You shall know a word by the (visual) company it keeps: Towards a multimodal distributional semantics

Date: 
Thursday, January 19, 2012 - 14:30 - 16:30
Location: 
Annexe
Presenter: 
Marco Baroni

 

Many computational models of lexical semantics rely on the distributional hypothesis, that is, the idea that the meaning of a word can be approximated by the set of linguistic contexts in which the word occurs. In practice, this contextual distribution is encoded in a vector recording the word co-occurrence frequencies with a set of collocates in a large text corpus. On closer inspection, the distributional hypothesis is actually making two separate claims: 1) that meaning is approximated by context, and 2) that we can limit ourselves to linguistic contexts. The latter restriction has probably been adopted by computational linguists more out of necessity than out of theoretical beliefs: It is easy to extract the linguistic contexts in which a word occurs from corpora, whereas, until recently, it was not clear how other kinds of contexual information could be harvested on a large scale. But this has changed: Thanks to the Web, we now have access to huge amounts of multimodal documents where words co-occur with images (tagged Flickr pictures, illustrated news stories, YouTube videos...). And thanks to progress in computer vision, we can represent images in terms of automatically extracted discrete features, that can in turn be treated as visual collocates of the words associated with the images, enriching the vector-based representation of words with visual information.
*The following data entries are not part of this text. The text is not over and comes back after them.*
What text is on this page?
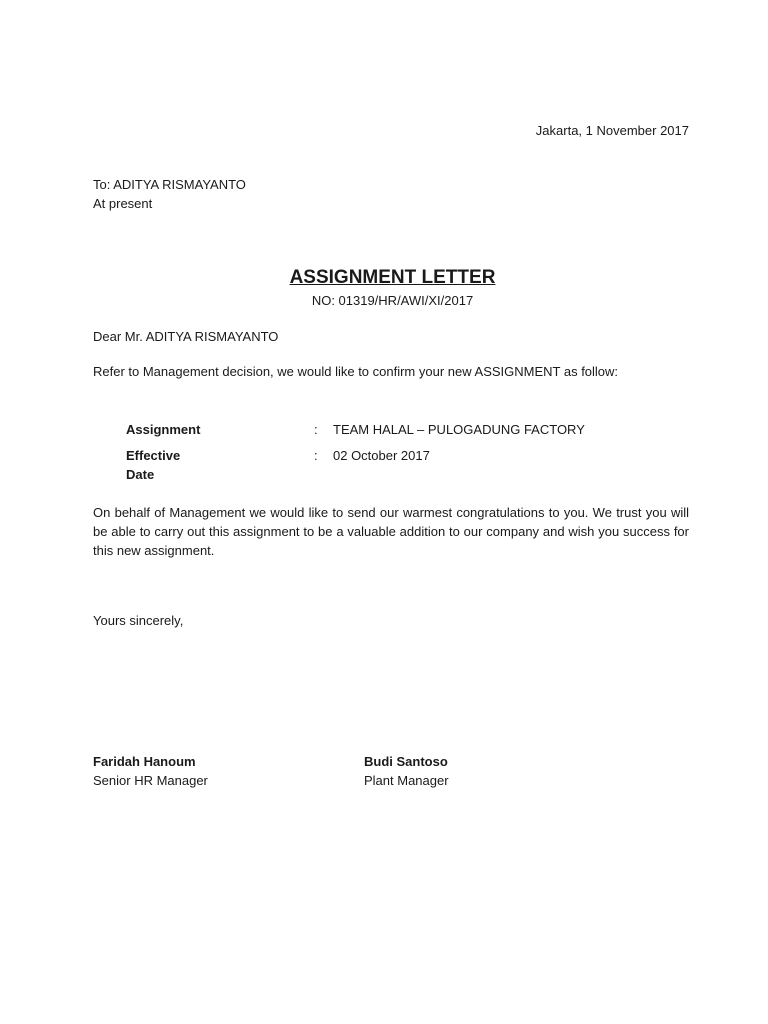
Jakarta, 1 November 2017
To: ADITYA RISMAYANTO
At present
ASSIGNMENT LETTER
NO: 01319/HR/AWI/XI/2017
Dear Mr. ADITYA RISMAYANTO
Refer to Management decision, we would like to confirm your new ASSIGNMENT as follow:
Assignment	: TEAM HALAL – PULOGADUNG FACTORY
Effective Date
: 02 October 2017
On behalf of Management we would like to send our warmest congratulations to you. We trust you will be able to carry out this assignment to be a valuable addition to our company and wish you success for this new assignment.
Yours sincerely,
Faridah Hanoum
Senior HR Manager
Budi Santoso
Plant Manager
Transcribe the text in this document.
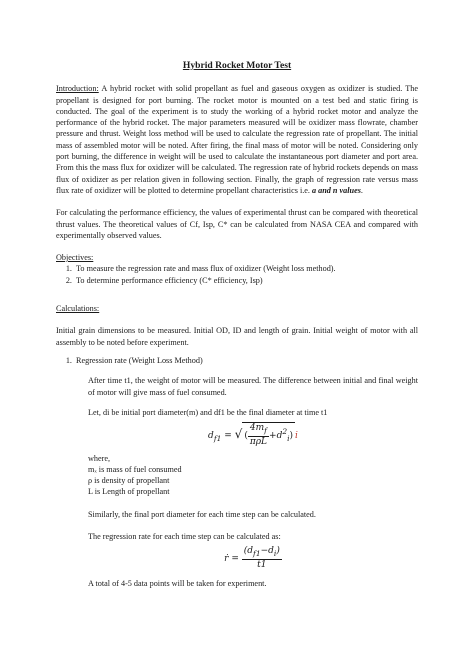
Hybrid Rocket Motor Test

Introduction: A hybrid rocket with solid propellant as fuel and gaseous oxygen as oxidizer is studied. The propellant is designed for port burning. The rocket motor is mounted on a test bed and static firing is conducted. The goal of the experiment is to study the working of a hybrid rocket motor and analyze the performance of the hybrid rocket. The major parameters measured will be oxidizer mass flowrate, chamber pressure and thrust. Weight loss method will be used to calculate the regression rate of propellant. The initial mass of assembled motor will be noted. After firing, the final mass of motor will be noted. Considering only port burning, the difference in weight will be used to calculate the instantaneous port diameter and port area. From this the mass flux for oxidizer will be calculated. The regression rate of hybrid rockets depends on mass flux of oxidizer as per relation given in following section. Finally, the graph of regression rate versus mass flux rate of oxidizer will be plotted to determine propellant characteristics i.e. a and n values.

For calculating the performance efficiency, the values of experimental thrust can be compared with theoretical thrust values. The theoretical values of Cf, Isp, C* can be calculated from NASA CEA and compared with experimentally observed values.

Objectives:
1. To measure the regression rate and mass flux of oxidizer (Weight loss method).
2. To determine performance efficiency (C* efficiency, Isp)
Calculations:

Initial grain dimensions to be measured. Initial OD, ID and length of grain. Initial weight of motor with all assembly to be noted before experiment.

1. Regression rate (Weight Loss Method)

After time t1, the weight of motor will be measured. The difference between initial and final weight of motor will give mass of fuel consumed.

Let, di be initial port diameter(m) and df1 be the final diameter at time t1

$d_{f1}$ = √ ( $\frac{4m_f}{\text{πρL}} +d^2_i$) i
where,
mₓ is mass of fuel consumed
ρ is density of propellant
L is Length of propellant

Similarly, the final port diameter for each time step can be calculated.

The regression rate for each time step can be calculated as:

ṙ = $\frac{(d_{f1}-d_i)}{t1}$

A total of 4-5 data points will be taken for experiment.
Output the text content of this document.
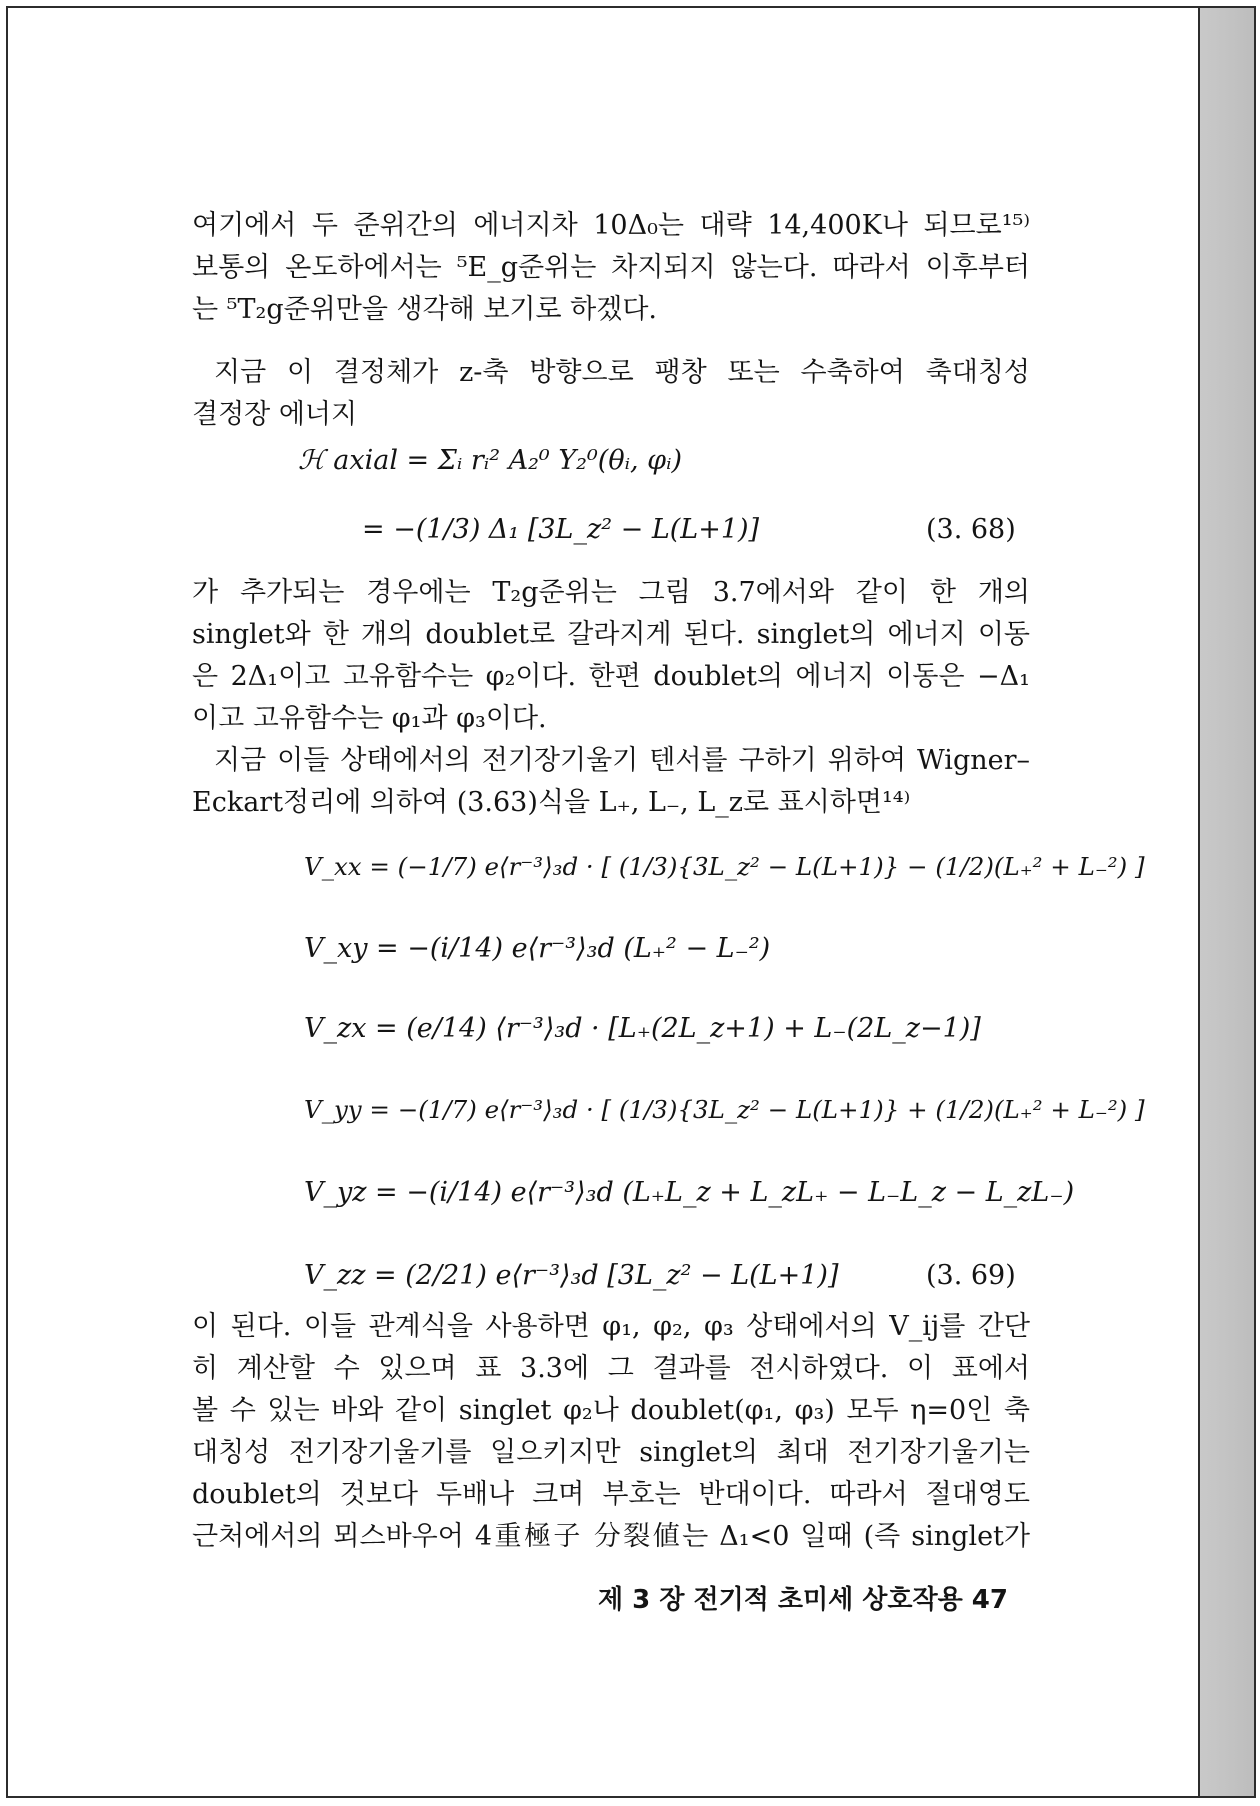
여기에서 두 준위간의 에너지차 10Δ₀는 대략 14,400K나 되므로¹⁵⁾
보통의 온도하에서는 ⁵E_g준위는 차지되지 않는다. 따라서 이후부터
는 ⁵T₂g준위만을 생각해 보기로 하겠다.
지금 이 결정체가 z-축 방향으로 팽창 또는 수축하여 축대칭성
결정장 에너지
ℋ axial = Σᵢ rᵢ² A₂⁰ Y₂⁰(θᵢ, φᵢ)
= −(1/3) Δ₁ [3L_z² − L(L+1)]	(3. 68)
가 추가되는 경우에는 T₂g준위는 그림 3.7에서와 같이 한 개의
singlet와 한 개의 doublet로 갈라지게 된다. singlet의 에너지 이동
은 2Δ₁이고 고유함수는 φ₂이다. 한편 doublet의 에너지 이동은 −Δ₁
이고 고유함수는 φ₁과 φ₃이다.
지금 이들 상태에서의 전기장기울기 텐서를 구하기 위하여 Wigner–
Eckart정리에 의하여 (3.63)식을 L₊, L₋, L_z로 표시하면¹⁴⁾
V_xx = (−1/7) e⟨r⁻³⟩₃d · [ (1/3){3L_z² − L(L+1)} − (1/2)(L₊² + L₋²) ]
V_xy = −(i/14) e⟨r⁻³⟩₃d (L₊² − L₋²)
V_zx = (e/14) ⟨r⁻³⟩₃d · [L₊(2L_z+1) + L₋(2L_z−1)]
V_yy = −(1/7) e⟨r⁻³⟩₃d · [ (1/3){3L_z² − L(L+1)} + (1/2)(L₊² + L₋²) ]
V_yz = −(i/14) e⟨r⁻³⟩₃d (L₊L_z + L_zL₊ − L₋L_z − L_zL₋)
V_zz = (2/21) e⟨r⁻³⟩₃d [3L_z² − L(L+1)]	(3. 69)
이 된다. 이들 관계식을 사용하면 φ₁, φ₂, φ₃ 상태에서의 V_ij를 간단
히 계산할 수 있으며 표 3.3에 그 결과를 전시하였다. 이 표에서
볼 수 있는 바와 같이 singlet φ₂나 doublet(φ₁, φ₃) 모두 η=0인 축
대칭성 전기장기울기를 일으키지만 singlet의 최대 전기장기울기는
doublet의 것보다 두배나 크며 부호는 반대이다. 따라서 절대영도
근처에서의 뫼스바우어 4重極子 分裂値는 Δ₁<0 일때 (즉 singlet가
제 3 장 전기적 초미세 상호작용 47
In this talk, I will briefly introduce the relevant techniques from computer vision, and report the results of the ongoing experiments from our lab in which we combine text- and image-derived collocates to derive distributional vectors that paint a richer picture of word meaning.

 

 

Marco Baroni is a tenured researcher in the CLIC group of CIMeC, the Center for Mind/Brain Sciences of the University of Trento. He is also a member of the DISCoF Department. His  research areas are computational linguistics and cognitive science. In 2011, he was awarded an ERC Starting Grant for the 5-year COMPOSES project on compositionality in distributional semantics, which is now his main focus of  research.

 

 

The colloquium takes place in Annexe, Lange Winkelstraat, 2000 Antwerp (building 3 on the campus map).